General Mills (GIS) will report third-quarter fiscal 2016 earnings before the opening bell Wednesday. Investors who are looking for a solid growth candidate that also pays an above-average dividend yield can do well with General Mills.

Known for its Cheerios cereal, Yoplait yogurt and various ready-to-eat foods, the Minnesota-based company has seen its stock climb some 6% year-to-date and 18% over the past 12 months, against a year-to-date decline of 1% for the S&P 500 (SPX) . Thanks to various cost-cutting initiatives, combined with strategic acquisitions to shore up its product portfolio, General Mills looks well-positioned to deliver earnings growth in the years ahead and sustain its current outperformance.

So while General Mills stock -- at a forward P/E of 21 -- doesn't scream bargain today compared with a 17 P/E for the S&P 500 index, General Mills also pays a 46-cent quarterly dividend that yields 3.04% annually, which is one full percentage point higher than the S&P 500. The company, thanks to its strong cash flow of almost $3 billion annually, has raised its dividend almost 60% in the past four years.

In my view, the safety General Mills' dividend creates, combined with the year-to-date returns the stock has already provided, trumps the implied lack of value of its P/E. And after Wednesday's results, these shares likely won't get cheaper.

For the quarter that ended in February, the company is expected to earn 62 cents per share on revenue of $4.09 billion, compared to the year-ago quarter when earnings were 70 cents on revenue of $4.35 billion.
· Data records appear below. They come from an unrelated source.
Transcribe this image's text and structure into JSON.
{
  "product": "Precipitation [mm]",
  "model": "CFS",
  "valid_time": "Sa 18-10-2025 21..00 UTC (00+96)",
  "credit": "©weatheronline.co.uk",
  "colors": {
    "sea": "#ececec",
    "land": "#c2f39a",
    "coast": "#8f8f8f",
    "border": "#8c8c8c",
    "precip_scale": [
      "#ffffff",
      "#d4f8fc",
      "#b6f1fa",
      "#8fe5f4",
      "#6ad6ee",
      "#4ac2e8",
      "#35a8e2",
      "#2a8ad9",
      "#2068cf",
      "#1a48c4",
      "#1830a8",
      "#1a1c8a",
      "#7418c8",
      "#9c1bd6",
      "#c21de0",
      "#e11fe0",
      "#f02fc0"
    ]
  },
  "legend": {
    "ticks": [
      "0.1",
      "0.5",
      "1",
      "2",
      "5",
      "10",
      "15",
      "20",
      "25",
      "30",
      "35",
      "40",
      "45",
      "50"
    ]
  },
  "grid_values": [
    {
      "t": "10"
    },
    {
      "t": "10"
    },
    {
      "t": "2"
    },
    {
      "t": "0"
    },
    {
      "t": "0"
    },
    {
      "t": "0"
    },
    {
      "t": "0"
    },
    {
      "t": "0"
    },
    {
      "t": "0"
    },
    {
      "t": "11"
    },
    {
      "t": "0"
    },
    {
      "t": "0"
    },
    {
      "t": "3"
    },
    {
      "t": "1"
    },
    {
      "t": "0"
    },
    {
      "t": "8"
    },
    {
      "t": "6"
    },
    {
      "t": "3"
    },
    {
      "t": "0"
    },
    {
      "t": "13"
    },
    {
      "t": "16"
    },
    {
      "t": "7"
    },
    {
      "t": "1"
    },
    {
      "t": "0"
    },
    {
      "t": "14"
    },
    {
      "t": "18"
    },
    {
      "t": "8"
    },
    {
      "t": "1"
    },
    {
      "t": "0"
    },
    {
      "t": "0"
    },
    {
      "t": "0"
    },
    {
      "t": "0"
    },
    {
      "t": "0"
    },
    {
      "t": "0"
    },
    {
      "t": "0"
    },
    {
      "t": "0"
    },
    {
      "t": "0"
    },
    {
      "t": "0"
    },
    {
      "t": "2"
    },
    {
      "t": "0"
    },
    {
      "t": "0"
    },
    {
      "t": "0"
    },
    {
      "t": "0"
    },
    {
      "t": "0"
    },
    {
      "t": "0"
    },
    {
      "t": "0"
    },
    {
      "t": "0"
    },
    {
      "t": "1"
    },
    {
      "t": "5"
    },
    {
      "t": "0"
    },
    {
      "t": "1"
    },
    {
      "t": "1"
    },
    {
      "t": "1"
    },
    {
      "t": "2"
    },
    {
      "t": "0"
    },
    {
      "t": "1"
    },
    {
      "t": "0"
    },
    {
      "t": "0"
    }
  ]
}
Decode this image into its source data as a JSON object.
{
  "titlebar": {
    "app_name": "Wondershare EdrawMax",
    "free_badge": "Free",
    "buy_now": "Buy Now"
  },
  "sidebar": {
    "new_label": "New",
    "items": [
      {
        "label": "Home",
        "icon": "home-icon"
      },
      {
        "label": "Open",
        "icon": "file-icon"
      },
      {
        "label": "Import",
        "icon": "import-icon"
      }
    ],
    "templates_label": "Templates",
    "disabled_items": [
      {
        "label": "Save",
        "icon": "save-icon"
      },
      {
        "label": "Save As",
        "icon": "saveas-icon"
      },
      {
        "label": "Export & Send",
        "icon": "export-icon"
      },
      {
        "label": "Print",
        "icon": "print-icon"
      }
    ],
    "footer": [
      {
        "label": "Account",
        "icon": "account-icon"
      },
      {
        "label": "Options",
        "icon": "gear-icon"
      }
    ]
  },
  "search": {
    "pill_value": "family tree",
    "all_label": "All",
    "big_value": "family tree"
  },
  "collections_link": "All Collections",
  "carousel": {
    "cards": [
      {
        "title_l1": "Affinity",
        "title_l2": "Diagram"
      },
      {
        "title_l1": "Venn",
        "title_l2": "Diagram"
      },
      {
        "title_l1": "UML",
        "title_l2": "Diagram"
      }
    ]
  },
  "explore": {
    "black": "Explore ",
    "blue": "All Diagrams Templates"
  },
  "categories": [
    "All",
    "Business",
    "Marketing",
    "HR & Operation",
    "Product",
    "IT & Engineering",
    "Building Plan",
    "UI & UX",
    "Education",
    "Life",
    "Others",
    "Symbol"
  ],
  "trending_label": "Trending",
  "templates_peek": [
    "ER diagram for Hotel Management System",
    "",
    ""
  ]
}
For the full fiscal year ending in May, earnings are projected to be a flat $2.86 per share, while revenue of $16.65 billion would mark a year-over-year decline of 5.6%.

In its second fiscal quarter, General Mills saw its sales decline 2% year-over-year, owing to the strong U.S. dollar that devalued its sales in overseas markets. Its international sales declined more than 12.4%. But the company still grew both its gross margin and operating profit rate by respective increases of 60 basis points and 100 basis points.

General Mills' efficiency improvements, including its cost-cutting efforts, have begun to bear fruit. Although its revenue may suffer, the company is finding ways to make money by offsetting weak revenue with strategic reductions. Given these factors, General Mills stock should be in your portfolio, especially when combined with its strong dividend.

This article is commentary by an independent contributor. At the time of publication, the author held no positions in the stocks mentioned.